Ciudades de papel
La adaptación al cine de la novela del mismo nombre deja claro que no todas las películas de adolescentes tratan de distopías o vampiros. Ni son necesariamente basura hecha en masa.
La película empieza con un cliché: un niño se enamora a primera vista de su nueva vecina el día que ella se muda a la casa del frente. Desde esa escena, uno sabe que el protagonista –que además está narrando la historia– hará lo que sea por ganarse eternamente el corazón de la mocosa. Un par de escenas más tarde, los niños ya son adolescentes y están terminando el colegio, esperando ese otro cliché de suburbio gringo: el baile de graduación. Pero el protagonista no tiene ningún interés en la fiesta, está concentrado en sacar las mejores calificaciones para irse a estudiar medicina y ya poco se preocupa por la precoz rubia del otro lado de la calle. Entonces, la que parece literalmente otra película de adolescentes, da un giro cuando la vecina (Margo) se lleva a Quentin a una noche de travesuras fríamente calculadas y, al día siguiente, desaparece apenas dejando unas pistas que parecen más complejas de lo que en realidad son.
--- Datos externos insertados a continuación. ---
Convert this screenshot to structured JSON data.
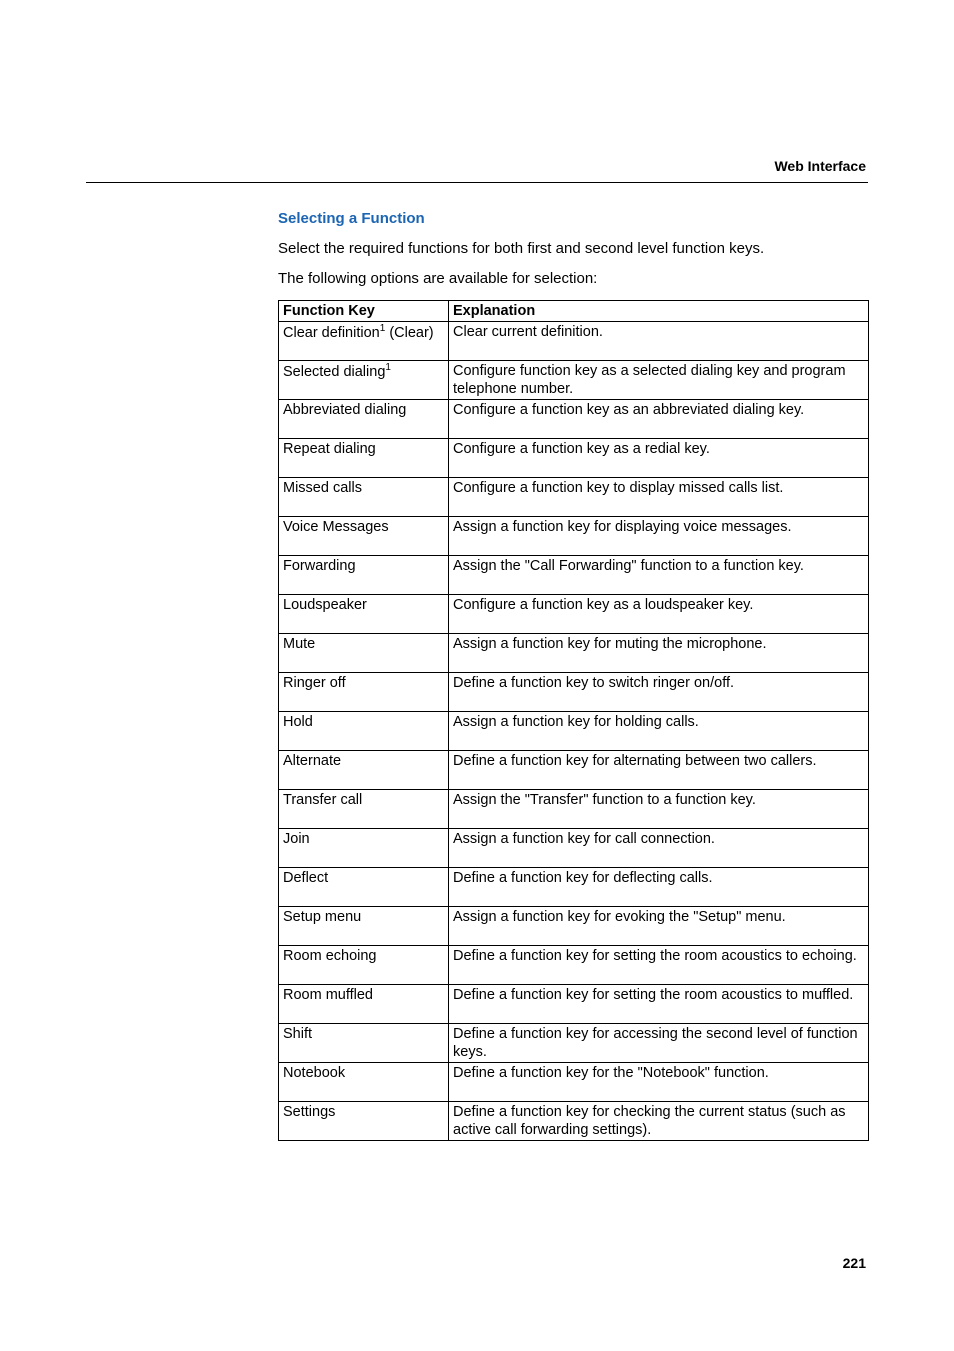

Desde ahí, la cosa no es precisamente una road movie ni el típico choque entre los populares de la prepa y los nerds, tampoco se trata de una tragedia de los peligros que corren los adolescentes en estos tiempos de la hipercomunicación ni de un thriller lleno de pistas falsas sobre un secreto que hay que desenterrar. Ciudades de papel simplemente narra la búsqueda de un amor idealizado en la compañía de los amigos de infancia que, a fin de cuentas, se perderán tarde o temprano –los amigos y el amor–. A lo largo del camino, uno se ríe, se identifica con algunos personajes, se divierte con la música y sale de la sala con la sensación de haber pasado un buen rato, así no haya sido el más trascendental de todos: fue una aventura sin mayores riesgos durante la que nadie tuvo nada que perder y, por el contrario, todo era ganancia.
Las actuaciones de Nat Wolff y Cara Delevingne (Quentin y Margo, respectivamente) no son las más sorprendentes y hasta podría decirse que la última es un poco sosa, como si creyera que por fruncir el ceño ya está plantando algún misterio. En cambio, Austin Abrams, el amigo más raro de Quentin, no solo se lleva las mayores carcajadas sino que ayuda a mover la historia hacia fuera de los clichés tan trillados sobre los adolescentes gringos, que mantienen al espectador prevenido de una debacle narrativa durante toda la película.
El director, Jake Schreier, estuvo detrás de Robot & Frank y se ha ganado una reputación por armar buenas comedias con una puesta en escena sencilla y planos que, sin muchas pretensiones, logran ser originales. La banda sonora reúne a muchos de los artistas que hace pocos años retumbaban en la escena “indie” y ahora venden millones, como Vampire Weekend, The War On Drugs, Grouplove y Santigold, incluso aparece música de Alex Wolff (hermano del protagonista) y paradójicamente falta St. Vincent (novia de la protagonista).
En conclusión, Ciudades de papel suena muy bien, se ve muy bien y entretiene, que es en últimas la misión básica del cine. Tal vez no le cambie la vida a nadie o, quizás, a otros les deje una gran lección de vida y los haga replantear algunas creencias platónicas alrededor de la amistad y el amor.